I attended the IEEE Visualization Conference 2015 in Chicago recently and jotted down a few points related to machine learning. For those of you who are unfamiliar with this conference, it’s the largest annual gathering of practitioners, academics and researchers looking to make data visually understandable and usable. Conference paper talks are organized into three tracks: Visual Analytics Science and Technology (VAST), Information Visualization (InfoVis), and Scientific Visualization (SciVis). Co-located are three IEEE symposiums: Large Data Analysis and Visualization (LDAV), Visualization for Cyber Security (VizSec), and the very first Symposium of Visualization in Data Science (VDS).
Over 1500 attendees participated this year, including leading companies in Business Intelligence and Advanced Analytics including Bloomberg, Google, IBM, Tableau, and, of course, Microsoft.
One big impression I got is that ML and Data Visualization are getting coupled more tightly. Over half of the papers address ML techniques in their data processing step. For example, the best paper for VAST “Reducing Snapshots to Points: A Visual Analytics Approach to Dynamic Network Exploration” utilizes vectorization, normalization, and dimensionality reduction to project high-dimensional dynamic network data onto two dimensions, then visualize them using two juxtaposed views: one showing network snapshots and the other showing the evolution of the network. This enables users to differentiate regular, stable states from anomalies more easily.
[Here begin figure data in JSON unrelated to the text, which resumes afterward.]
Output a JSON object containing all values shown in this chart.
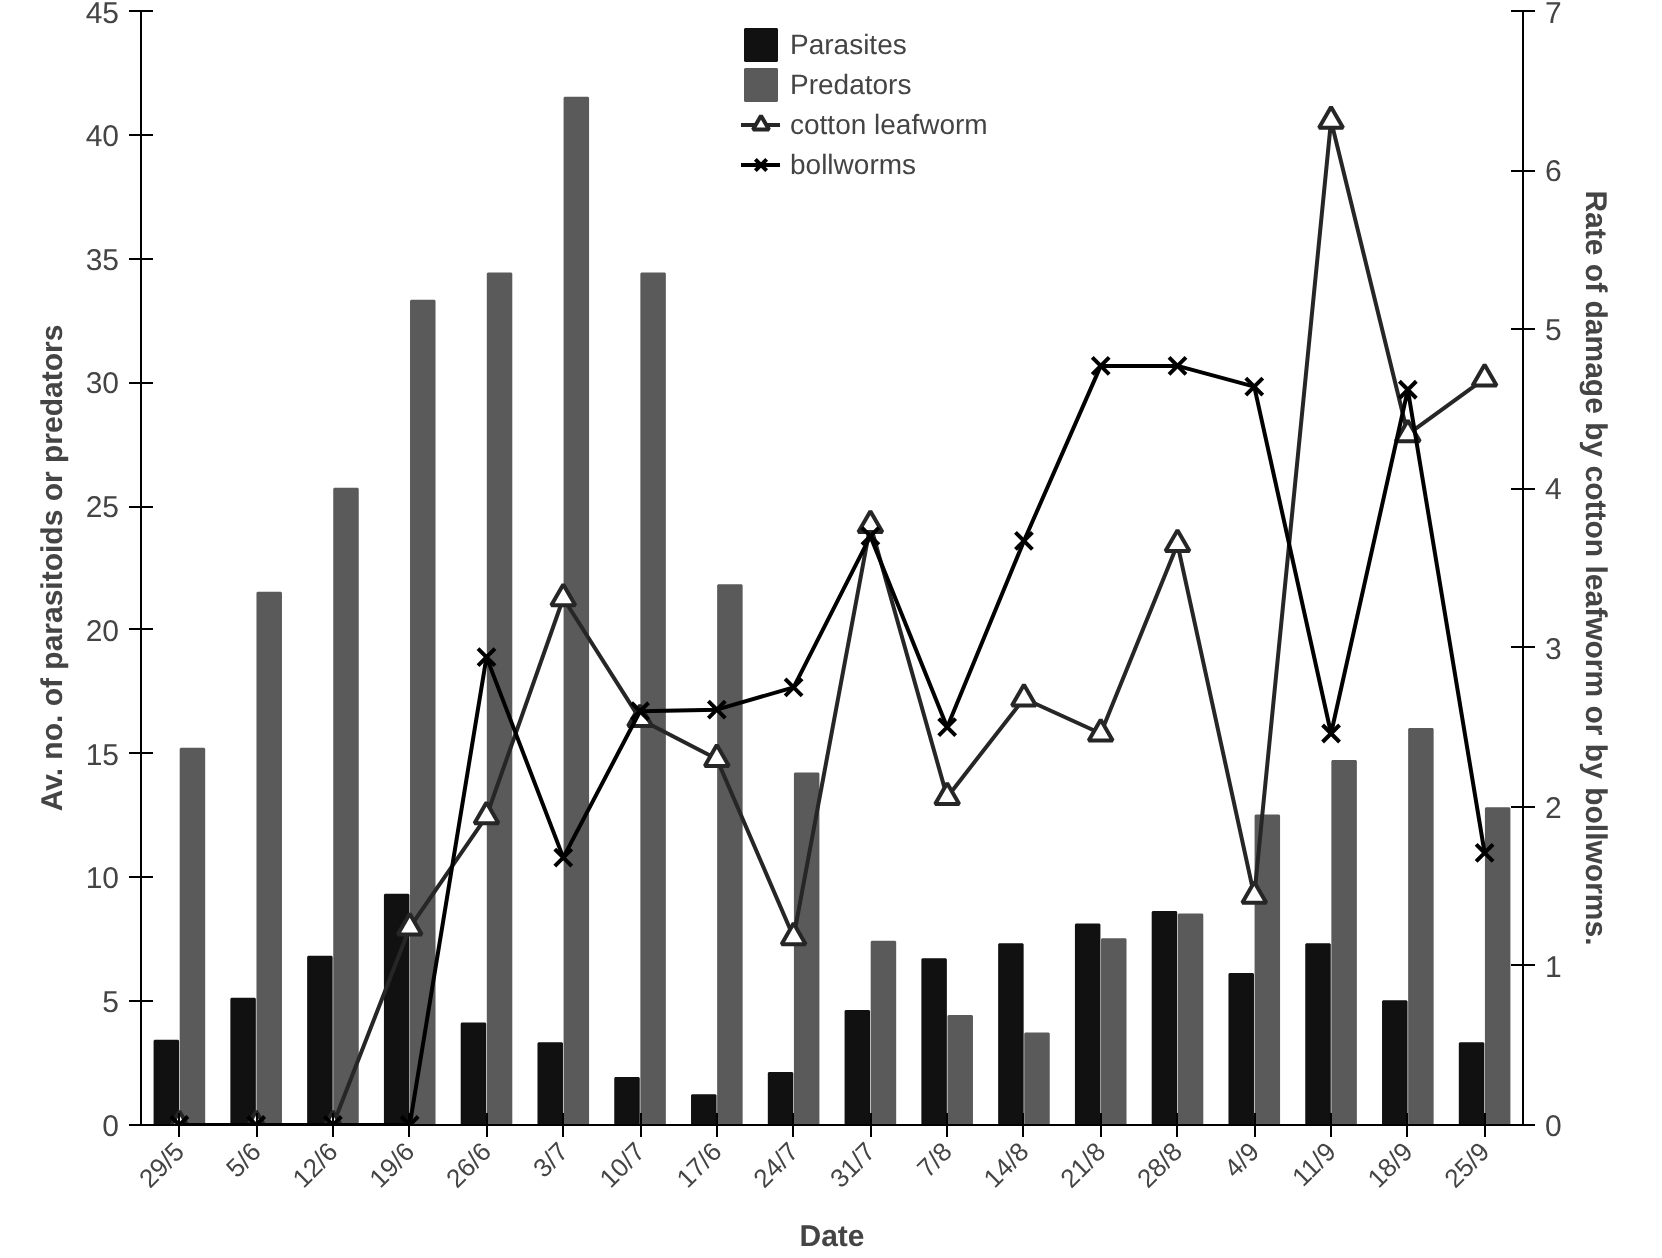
{
  "chart_data": {
    "type": "bar",
    "xlabel": "Date",
    "ylabel": "Av. no. of parasitoids or predators",
    "y2label": "Rate of damage by cotton leafworm or by bollworms.",
    "categories": [
      "29/5",
      "5/6",
      "12/6",
      "19/6",
      "26/6",
      "3/7",
      "10/7",
      "17/6",
      "24/7",
      "31/7",
      "7/8",
      "14/8",
      "21/8",
      "28/8",
      "4/9",
      "11/9",
      "18/9",
      "25/9"
    ],
    "series": [
      {
        "name": "Parasites",
        "color": "#111111",
        "values": [
          3.4,
          5.1,
          6.8,
          9.3,
          4.1,
          3.3,
          1.9,
          1.2,
          2.1,
          4.6,
          6.7,
          7.3,
          8.1,
          8.6,
          6.1,
          7.3,
          5.0,
          3.3
        ]
      },
      {
        "name": "Predators",
        "color": "#5a5a5a",
        "values": [
          15.2,
          21.5,
          25.7,
          33.3,
          34.4,
          41.5,
          34.4,
          21.8,
          14.2,
          7.4,
          4.4,
          3.7,
          7.5,
          8.5,
          12.5,
          14.7,
          16.0,
          12.8
        ]
      },
      {
        "name": "cotton leafworm",
        "type": "line",
        "axis": "y2",
        "marker": "triangle",
        "color": "#262626",
        "values": [
          0,
          0,
          0,
          1.24,
          1.94,
          3.31,
          2.55,
          2.3,
          1.18,
          3.77,
          2.06,
          2.68,
          2.46,
          3.65,
          1.44,
          6.31,
          4.34,
          4.69
        ]
      },
      {
        "name": "bollworms",
        "type": "line",
        "axis": "y2",
        "marker": "cross",
        "color": "#000000",
        "values": [
          0,
          0,
          0,
          0,
          2.94,
          1.68,
          2.6,
          2.61,
          2.75,
          3.7,
          2.5,
          3.67,
          4.77,
          4.77,
          4.64,
          2.46,
          4.62,
          1.71
        ]
      }
    ],
    "ylim": [
      0,
      45
    ],
    "yticks": [
      0,
      5,
      10,
      15,
      20,
      25,
      30,
      35,
      40,
      45
    ],
    "y2lim": [
      0,
      7
    ],
    "y2ticks": [
      0,
      1,
      2,
      3,
      4,
      5,
      6,
      7
    ],
    "legend": "top",
    "grid": false
  }
}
Below is a summary of ML techniques highlighted in four major application areas:
In network or spatial data visualization, clustering and classification have been widely used to reduce clutter and identify regions of interest. For example, in the paper “MobilityGraphs: Visual Analysis of Mass Mobility Dynamics via Spatio-Temporal Graphs and Clustering”, hourly Twitter user movement data in Greater London area are spatially aggregated into regional clusters and color-coded by temporal clusters.
(Image from Interactive Graphics Systems Group at Technical University of Darmstadt)
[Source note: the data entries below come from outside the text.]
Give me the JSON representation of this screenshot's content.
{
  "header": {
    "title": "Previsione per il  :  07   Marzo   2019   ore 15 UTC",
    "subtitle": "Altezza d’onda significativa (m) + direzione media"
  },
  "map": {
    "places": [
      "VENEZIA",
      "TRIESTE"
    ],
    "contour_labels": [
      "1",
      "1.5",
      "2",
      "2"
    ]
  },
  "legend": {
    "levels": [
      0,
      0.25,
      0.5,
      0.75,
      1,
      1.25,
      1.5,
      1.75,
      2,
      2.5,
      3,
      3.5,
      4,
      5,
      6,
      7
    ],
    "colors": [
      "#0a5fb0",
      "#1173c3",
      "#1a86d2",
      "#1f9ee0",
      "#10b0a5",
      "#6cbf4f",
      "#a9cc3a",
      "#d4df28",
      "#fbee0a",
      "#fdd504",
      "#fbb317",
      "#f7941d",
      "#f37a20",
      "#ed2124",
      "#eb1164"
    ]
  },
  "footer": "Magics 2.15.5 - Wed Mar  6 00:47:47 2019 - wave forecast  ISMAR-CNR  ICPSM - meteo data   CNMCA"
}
For time-series data visualization, a big challenge is to present large dataset on the limited display space without over-plotting. An effective approach is to aggregate the data points into segments of time, and create a hierarchy of multi-focus zoomed line chart, as illustrated in the paper “TimeNotes: A Study on Effective Chart Visualization and Interaction Techniques for Time-Series Data”
(Image from TimeNotes)
In textual data visualization, text mining techniques such as entity extraction, topic identification and sentiment analysis become essential. In the paper “Exploring Evolving Media Discourse Through Event Cueing”, multiple mining results, such as entities in Wordle, sentiment scores over timeline, are linked together to enable and enhance the analysis of media discourse.
(Image from VADER Lab at Arizona State University)
Anomaly detection, though not a standalone research area for visualization, has been studied by different research groups, to assist human judgement with automated analysis results. In “Visualization and Analysis of Rotating Stall for Transonic Jet Engine Simulation” the authors applied Grubbs’ test to identify outliers in blade passages as the early sign of turbine engine’s rotating stall. In “TargetVue: visual analysis of anomalous user behaviors in online communication systems”, TLOF (time-adaptive local outlier factor) model was used to identify sudden changes of user behaviors based on a set of features extracted for each user from the online communication data.
The VAST Challenge was another highlight – this is an annual contest that began in 2006 and is designed to reflect real-world analytics challenges and encourage research into novel data processing, visualization and interaction methods. This year’s challenge was to analyze individual and group movement in an amusement park over a weekend which involves a criminal investigation. Popular languages used for data processing and ML were Python and R, both of which are currently supported by Azure Machine Learning.
Overall, the conference was a great place to learn about the very latest in all things visualization, and to interact with experts in the domain.